The Internet has transformed how bands interact with their fans. But that can lead to troublesome consequences.
A lawsuit filed in Los Angeles County Superior Court alleges that Warner Music Group, Atlantic Records and other music industry organizations helped coerce a 16-year-old girl into making pornographic rock videos when a band advertised for extras on MySpace, News Corp.'s teen-oriented social networking site.
The companies and musicians’ representatives deny they did anything wrong. But they acknowledge that difficult situations may arise as they reach out to young fans.
But it is just such situations, the girl’s attorney said, that demand heightened caution by the music business.
“For years, the industry has been talking about how online sales and online promotion creates unique opportunities to reach out to fans,” said the attorney, Douglas Silverstein. “Well, that also creates a unique burden” to protect minors from online exploitation, he added.
The suit, filed Thursday, alleges that popular rock group Buckcherry, which is known for its sexually suggestive lyrics and members’ tattooed torsos, asked fans to show up at Hollywood’s Key Club in October.
The plaintiff, a minor identified as Jane Doe who was living in Southern California, was allegedly given alcohol to drink and filmed exposing her breasts, kissing another female and writhing against a pole while Buckcherry performed a song with an unprintable title.
According to the lawsuit, the music video was posted on the band’s website and distributed widely online, as was a “behind the scenes” program that referred to the girl’s first name, featured more nudity and had band members saying, “It’s like watching seven hours of porn.”
As a result of the video’s airing, the minor suffered severe emotional distress, said Silverstein, who is seeking unspecified damages.
“You can imagine the panic this girl felt when this video started getting aired,” he said. “She’s been called a lesbian at school. She’s had to switch schools because of that video.”
An attorney for Buckcherry said it was possible that an underage girl appeared in the video but precautions were taken to keep minors out.
“We had a guy at the door checking IDs, and to get in, this girl had to show a fake identification showing she was over 18,” said Skip Miller of law firm Miller Barondess. “There were signs telling minors to stay out. This woman filled out a release form with false information. And once it was determined this woman was underage, the video was removed.”
The lawsuit alleges that the minor was not asked for identification.
Representatives of Buckcherry said the girl bears some responsibility.
“There was every opportunity for her not to be in that video,” said Allen Kovac, Buckcherry’s manager.
“For whatever reason, the girl subverted those efforts, and now her mom is trying to blame everyone but her. This woman is now looking at them as a profit opportunity.”
A representative of Warner Music Group said it had no role in the video’s original production. He said Buckcherry was signed by its Atlantic label in May, after the video was produced.

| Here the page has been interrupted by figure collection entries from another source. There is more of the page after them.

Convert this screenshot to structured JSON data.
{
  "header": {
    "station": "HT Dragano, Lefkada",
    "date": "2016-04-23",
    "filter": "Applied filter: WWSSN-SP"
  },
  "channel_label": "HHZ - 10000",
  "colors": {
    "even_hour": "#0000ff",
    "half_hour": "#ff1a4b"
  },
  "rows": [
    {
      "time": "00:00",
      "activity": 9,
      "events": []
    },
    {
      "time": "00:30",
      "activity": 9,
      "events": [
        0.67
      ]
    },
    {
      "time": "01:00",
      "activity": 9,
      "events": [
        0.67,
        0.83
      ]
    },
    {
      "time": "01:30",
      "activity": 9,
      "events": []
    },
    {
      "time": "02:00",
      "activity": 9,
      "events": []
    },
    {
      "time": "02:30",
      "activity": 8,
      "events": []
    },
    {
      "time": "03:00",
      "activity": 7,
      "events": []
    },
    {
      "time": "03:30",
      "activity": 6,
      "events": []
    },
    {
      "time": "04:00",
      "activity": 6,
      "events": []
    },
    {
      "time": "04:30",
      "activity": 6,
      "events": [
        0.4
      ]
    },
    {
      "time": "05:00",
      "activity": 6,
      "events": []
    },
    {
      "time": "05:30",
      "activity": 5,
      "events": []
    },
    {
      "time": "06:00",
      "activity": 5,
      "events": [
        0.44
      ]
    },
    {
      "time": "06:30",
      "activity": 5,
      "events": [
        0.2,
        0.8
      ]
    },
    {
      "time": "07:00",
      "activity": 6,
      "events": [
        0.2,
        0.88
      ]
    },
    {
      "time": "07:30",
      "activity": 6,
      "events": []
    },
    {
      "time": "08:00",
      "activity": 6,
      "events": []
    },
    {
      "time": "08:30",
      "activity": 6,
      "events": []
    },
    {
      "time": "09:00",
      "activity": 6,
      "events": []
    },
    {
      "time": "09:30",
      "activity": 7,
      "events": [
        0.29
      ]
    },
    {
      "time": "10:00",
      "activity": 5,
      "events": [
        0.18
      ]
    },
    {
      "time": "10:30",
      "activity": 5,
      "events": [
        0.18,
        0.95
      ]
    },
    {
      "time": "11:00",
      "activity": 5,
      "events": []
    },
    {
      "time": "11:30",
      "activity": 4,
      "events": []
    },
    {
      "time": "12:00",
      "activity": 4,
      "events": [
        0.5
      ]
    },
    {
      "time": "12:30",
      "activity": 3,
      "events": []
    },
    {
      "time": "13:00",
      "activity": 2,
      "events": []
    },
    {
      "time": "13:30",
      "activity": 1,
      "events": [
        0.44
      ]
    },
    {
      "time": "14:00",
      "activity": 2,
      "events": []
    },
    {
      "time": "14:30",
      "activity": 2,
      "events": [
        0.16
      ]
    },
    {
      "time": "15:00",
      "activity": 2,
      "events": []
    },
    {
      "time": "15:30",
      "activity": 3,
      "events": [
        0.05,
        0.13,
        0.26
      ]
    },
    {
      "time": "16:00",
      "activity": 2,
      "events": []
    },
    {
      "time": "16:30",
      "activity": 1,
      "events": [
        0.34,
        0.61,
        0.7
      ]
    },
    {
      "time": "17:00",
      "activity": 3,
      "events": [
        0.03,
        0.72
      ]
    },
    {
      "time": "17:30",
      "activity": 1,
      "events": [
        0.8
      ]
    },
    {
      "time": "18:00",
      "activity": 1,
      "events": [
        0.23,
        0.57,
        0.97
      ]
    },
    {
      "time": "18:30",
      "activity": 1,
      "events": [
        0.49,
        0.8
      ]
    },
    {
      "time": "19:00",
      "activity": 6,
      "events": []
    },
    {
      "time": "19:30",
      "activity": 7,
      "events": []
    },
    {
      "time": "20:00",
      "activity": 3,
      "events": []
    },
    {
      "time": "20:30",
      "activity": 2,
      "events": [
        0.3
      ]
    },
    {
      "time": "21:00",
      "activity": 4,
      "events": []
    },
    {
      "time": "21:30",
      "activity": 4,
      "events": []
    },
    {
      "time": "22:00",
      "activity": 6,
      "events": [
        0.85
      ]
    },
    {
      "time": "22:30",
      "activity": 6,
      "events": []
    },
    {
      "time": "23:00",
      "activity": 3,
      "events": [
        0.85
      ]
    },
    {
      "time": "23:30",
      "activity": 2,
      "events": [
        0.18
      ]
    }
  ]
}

The Warner executive, however, said that when the music company was contacted by the girl’s mother, it immediately re-edited the video to exclude her and removed the original from circulation, hiring an outside group to strip it from websites that had posted it illegally.
But as of Sunday, versions of the video showing the minor were still on the Web.
“There’s no way to completely erase something from the Internet,” said Judi Westberg-Warren, president of the advocacy group Web Wise Kids. “Once it’s out there, you can’t make it disappear. And it’s horrible for kids to know that people all over the world have seen them in compromising, sexual situations.”
The Buckcherry situation is just the latest incident demonstrating how the Internet is erasing lines that once separated the private and the public.
Last month, online giant AOL, a unit of Time Warner Inc., accidentally released detailed records of Internet searches conducted by 657,000 Americans, bringing users’ private interests into view.
Sexual predators -- some posing as famous singers or actors -- have used e-mails and postings to lure children into offline meetings.
Recently, the women’s lacrosse team at Catholic University in Washington drew national attention when someone posted embarrassing photos of the players and a male stripper.
MySpace, in particular, has been targeted by online predators, experts say, because it’s so popular among teens.
Unlike Internet message boards, clips such as the Buckcherry video have wide commercial exposure.
“Mistakes have such long-lasting consequences when they are posted online,” Westberg-Warren said. “Everyone has to become so much more careful now. Companies and children need to realize that things have changed.”